Шрифт:
Интервал:
Закладка:
Я был кругом недоволен собой и так отчетливо видел теперь, что мне вообще не следовало ввязываться во всю эту семейную историю. Надо было сразу же сказать этой проныре Ерохиной, а тем самым и ее мужу-пентюху и всем жителям поселка, что не затем учился я в институте, чтобы заниматься здесь такой ерундой. И даже если преподобный их Филипп Иванович завел тут домостроевские порядки, так мне это не указ: Филипп Иванович сам по себе, а я сам по себе…
И почему самые умные мысли приходят всегда слишком поздно? Ко мне, во всяком случае. А я поддался бабьему напору и совсем не так, как надо бы, начал инженерскую свою жизнь.
Тогда я еще не знал, что это была лишь самая первая и совсем мелкая моя промашка на новом месте и первая моя бессонная ночь здесь. А впереди меня подстерегало много еще и таких же и более крупных и горьких промахов, и бессонных ночей, и всяких иных неполадок и срывов, о которых я тогда еще не догадывался.
ВЕРНАЯ СОНЯ
В первые дни моей работы инженером стоило только мне появиться на запани, я частенько ловил на себе, любопытные, оценивающие взгляды девчат-сортировщиц. А за спиной то и дело раздавался сдавленный беспричинный смешок, каким всегда почему-то прыскают девчата, когда один-единственный парень затешется вдруг в их компанию.
Помню, еще студентом-первокурсником забрел я как-то невзначай на концерт в клуб медицинского института. В зале все было чинно и благородно, и гордые медички, казалось, совсем меня не замечали. А когда концерт кончился и я затерянно стоял среди них в очереди в раздевалку, вот тут и началось. И чего только не выпало тогда на мою сиротливую мужскую долю: и такие вот сдавленные прысканья, и доскональный разбор моего костюма, внешности и внутренних моих качеств, и громогласные сомнения в том, найдется ли такая дуреха, которая согласится выйти за меня замуж, и еще кое-что похлестче. Я тогда еле дождался своей очереди, сунул гардеробщице номерок, схватил плащ — и давай бог ноги!
Страшноватая это штука, когда где-нибудь в одном месте соберется много девчат, а парней раз-два, и обчелся. Каждая из девиц сама по себе вроде бы скромная и тихая, а все вместе такого наговорят, хоть святых выноси. То ли они друг перед дружкой смелостью своей выхваляются и от скуки напяливают на себя чужие бесстыжие личины или просто пользуются безнаказанной возможностью хоть разок отвести душу, чтобы потом, до следующего удобного случая, снова быть благонравными и примерными, — не знаю уж, право, чего тут больше…

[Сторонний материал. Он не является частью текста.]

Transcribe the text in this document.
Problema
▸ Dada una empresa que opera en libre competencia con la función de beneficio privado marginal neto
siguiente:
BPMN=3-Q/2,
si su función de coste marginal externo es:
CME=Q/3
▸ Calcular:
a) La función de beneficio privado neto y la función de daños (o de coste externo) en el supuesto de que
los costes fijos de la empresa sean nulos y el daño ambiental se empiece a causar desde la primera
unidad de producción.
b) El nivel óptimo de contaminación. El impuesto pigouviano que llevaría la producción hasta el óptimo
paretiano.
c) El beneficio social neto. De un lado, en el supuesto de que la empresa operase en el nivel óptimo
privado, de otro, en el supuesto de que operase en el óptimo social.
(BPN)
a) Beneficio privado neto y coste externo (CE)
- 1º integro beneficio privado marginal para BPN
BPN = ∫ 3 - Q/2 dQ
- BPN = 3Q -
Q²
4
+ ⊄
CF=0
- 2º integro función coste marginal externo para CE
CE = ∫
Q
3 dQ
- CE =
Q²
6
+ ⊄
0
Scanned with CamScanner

А теперь женская половина местного населения, судя по всему, успела уже выведать, что человек я неженатый, и это обстоятельство, похоже, изрядно набивало мне цену в глазах поселковых девчат. Впрочем, каюсь, я ничего не имел против и собирался сполна извлечь все выгоды из холостяцкого своего положения.
Уже в самый первый обход запани, на другой день после приезда в поселок, я заметил звеньевую сортировщиц Соню Щеглову. На вид ей было слегка за двадцать. Под немодным и просторным ее платьем угадывалось сильное ловкое тело. Красавицей, пожалуй, назвать ее было нельзя, но вся она была славная и надежная. Так выглядят люди, которые давно уже и прочно стоят на своем месте, хорошо справляются с привычным делом и при случае умеют постоять за себя.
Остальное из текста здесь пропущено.